User Guide
Core concepts
bpack is a lightweight Python package intended to help users to
describe binary data structures
encode/decode binary data to/from Python object
Descriptors
The user can define binary data structure in a declarative way, as follows:
import bpack
@bpack.descriptor
class BinaryRecord:
field_1: float = bpack.field(size=8)
field_2: int = bpack.field(size=4, signed=True)
Key concepts for definition of binary data structures are
the declaration of the data structure by means of the
bpack.descriptors.descriptor()
class decorator. It allows to specify the main properties of the data structure.the specification of the characteristics of each field, mainly the data type, the size and (optionally) the offset with respect to the beginning of the record. This can be done using the
bpack.descriptors.field()
factory function.
In the above example the BinaryRecord
has been defined to have two fields:
- field_1:
a double precision floating point (8 bytes)
- field_2:
a 32bit signed integer (4 bytes)
size
is expressed in bytes in this case.
The offset of the fields have not been explicitly specified so they are computed automatically.
In the example field_1
has offset=0
, while field_2
has
offset=8
i.e. data belonging to field_2
immediately follow the ones
of the previous field.
The design is strongly inspired to the one of the dataclasses
package
of the Python standard library.
Codecs
Once a binary structure is defined, the bpack package allows to
automatically generate Codec
objects that are able
to convert binary data into a Python objects and vice versa:
import bpack.st
binary_data = b"\x18-DT\xfb!\t@\x15\xcd[\x07"

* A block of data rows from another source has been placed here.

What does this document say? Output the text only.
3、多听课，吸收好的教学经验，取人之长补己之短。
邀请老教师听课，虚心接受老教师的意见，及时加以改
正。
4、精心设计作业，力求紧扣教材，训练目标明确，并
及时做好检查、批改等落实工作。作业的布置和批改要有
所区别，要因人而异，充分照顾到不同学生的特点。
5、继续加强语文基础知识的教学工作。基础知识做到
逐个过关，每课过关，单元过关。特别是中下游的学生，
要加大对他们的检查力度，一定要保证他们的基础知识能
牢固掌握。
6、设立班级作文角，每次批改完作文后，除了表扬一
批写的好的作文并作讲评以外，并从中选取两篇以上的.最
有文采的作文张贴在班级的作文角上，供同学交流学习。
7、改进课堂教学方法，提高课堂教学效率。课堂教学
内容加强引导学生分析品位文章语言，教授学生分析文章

codec = bpack.st.Codec(BinaryRecord)
record = codec.decode(binary_data)
assert record.field_1 == 3.141592653589793
assert record.field_2 == 123456789
print(record)
BinaryRecord(field_1=3.141592653589793, field_2=123456789)
encoded_data = codec.encode(record)
assert binary_data == encoded_data
print("binary_data: ", binary_data)
print("encoded_data:", encoded_data)
binary_data: b'\x18-DT\xfb!\t@\x15\xcd[\x07'
encoded_data: b'\x18-DT\xfb!\t@\x15\xcd[\x07'
In the example above it has been used the bpack.st.Codec
class
from the bpack.st
module.
Please note that the decoder class (bpack.st.Codec
)
takes in input the descriptor (i.e. the type) of the binary data structure, and
return a codec object which is capable to encode/decode only binary data organized according to the descriptor received at the instantiation time. If one need to encode/decode a differed data structure than it is necessary to instantiate a different codec.
The bpack.st
module used in the example is just one of the, so called,
backends available in bpack.
See the Backends section below for more details.
Binary data structures declaration
As anticipated above the declaration of a binary data structure and
its main properties is done using the bpack.descriptors.descriptor()
class decorator.
Bit vs byte structures
One of the properties that the bpack.descriptors.descriptor()
class decorator allows to specify is baseunits.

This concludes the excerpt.